3

I'm trying to implement the pLSA algorithm proposed by Thomas Hoffman (1999). However, all the implementations I have found consider the input term-doc matrix as complete instead of sparse. Since my input matrix is quite large and sparse, I would like to find out an algorithm which supports the sparsity. Could you help me find one? Matlab or Java is preferred.

UPDATE I have found out that the PennAspect http://www.cis.upenn.edu/~ungar/Datamining/software_dist/PennAspect/index.html in fact implement PLSA with sparse matrix input.

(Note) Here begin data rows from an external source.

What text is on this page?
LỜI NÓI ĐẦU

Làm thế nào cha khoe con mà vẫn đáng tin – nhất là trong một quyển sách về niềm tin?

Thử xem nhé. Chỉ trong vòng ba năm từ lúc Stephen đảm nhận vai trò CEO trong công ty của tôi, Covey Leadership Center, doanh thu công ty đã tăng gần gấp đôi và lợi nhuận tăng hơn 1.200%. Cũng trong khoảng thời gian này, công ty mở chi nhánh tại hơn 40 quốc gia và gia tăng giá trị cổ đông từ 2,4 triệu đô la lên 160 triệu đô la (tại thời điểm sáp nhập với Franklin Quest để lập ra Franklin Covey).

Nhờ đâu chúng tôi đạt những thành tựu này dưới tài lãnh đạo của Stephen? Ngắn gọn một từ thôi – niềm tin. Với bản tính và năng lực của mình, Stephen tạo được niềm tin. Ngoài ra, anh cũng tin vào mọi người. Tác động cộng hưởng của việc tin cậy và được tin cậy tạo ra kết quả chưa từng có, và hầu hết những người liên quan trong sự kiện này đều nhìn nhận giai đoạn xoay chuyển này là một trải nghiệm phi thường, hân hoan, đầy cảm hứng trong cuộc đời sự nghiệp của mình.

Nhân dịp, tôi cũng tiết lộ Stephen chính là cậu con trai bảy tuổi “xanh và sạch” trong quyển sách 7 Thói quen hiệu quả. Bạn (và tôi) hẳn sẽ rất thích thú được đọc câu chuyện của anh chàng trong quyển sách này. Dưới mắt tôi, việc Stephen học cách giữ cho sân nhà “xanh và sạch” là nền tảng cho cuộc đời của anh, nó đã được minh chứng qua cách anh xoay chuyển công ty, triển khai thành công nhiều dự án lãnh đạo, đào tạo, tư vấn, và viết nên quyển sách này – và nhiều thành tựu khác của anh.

The solution is simple. A 2D ragged array(an array which does not have the same length for each row) can be used to represent the sparse matrix.

Jia
  • 1,301
  • 1
  • 12
  • 18

1 Answers1

0

I know its too late. But I was also searching for an answer, and finally implemented on my own. I am new to R but loved this algorithm and was advised to implement this in R. It is working perfectly with my large sparse dtm ie document term matrix with 10 iterations :

##PLSA algo
k <- 100;
P1<-t(apply(matrix(sample.int(46, k*dim(mat)[2], TRUE), k, dim(mat[2]),1,funnorm <- function(matrow){
matcol <- matrow/sum(matrow)
return(matcol)
}))

P2<-t(apply(matrix(sample.int(46, dim(mat)[1]*k, TRUE), dim(mat)[1],  k),1,funnorm <- function(matrow){
matcol <- matrow/sum(matrow)
return(matcol)
}))

for(n in 1:10){

P3<-P2 %*% P1
P4 <- mat / P3

P5 <- P4 %*% t(P1)
P6 <- P2 * P5
P2new <- P6/(rowSums(P6))

P5 <- t(P2) %*% P4 
P6 <- P1 * P5 
P1new <- P6/(rowSums(P6))

P1 <- P1new
P2 <- P2new
}

Hope it helps anybody still looking for this.

MItrajyoti
  • 508
  • 9
  • 14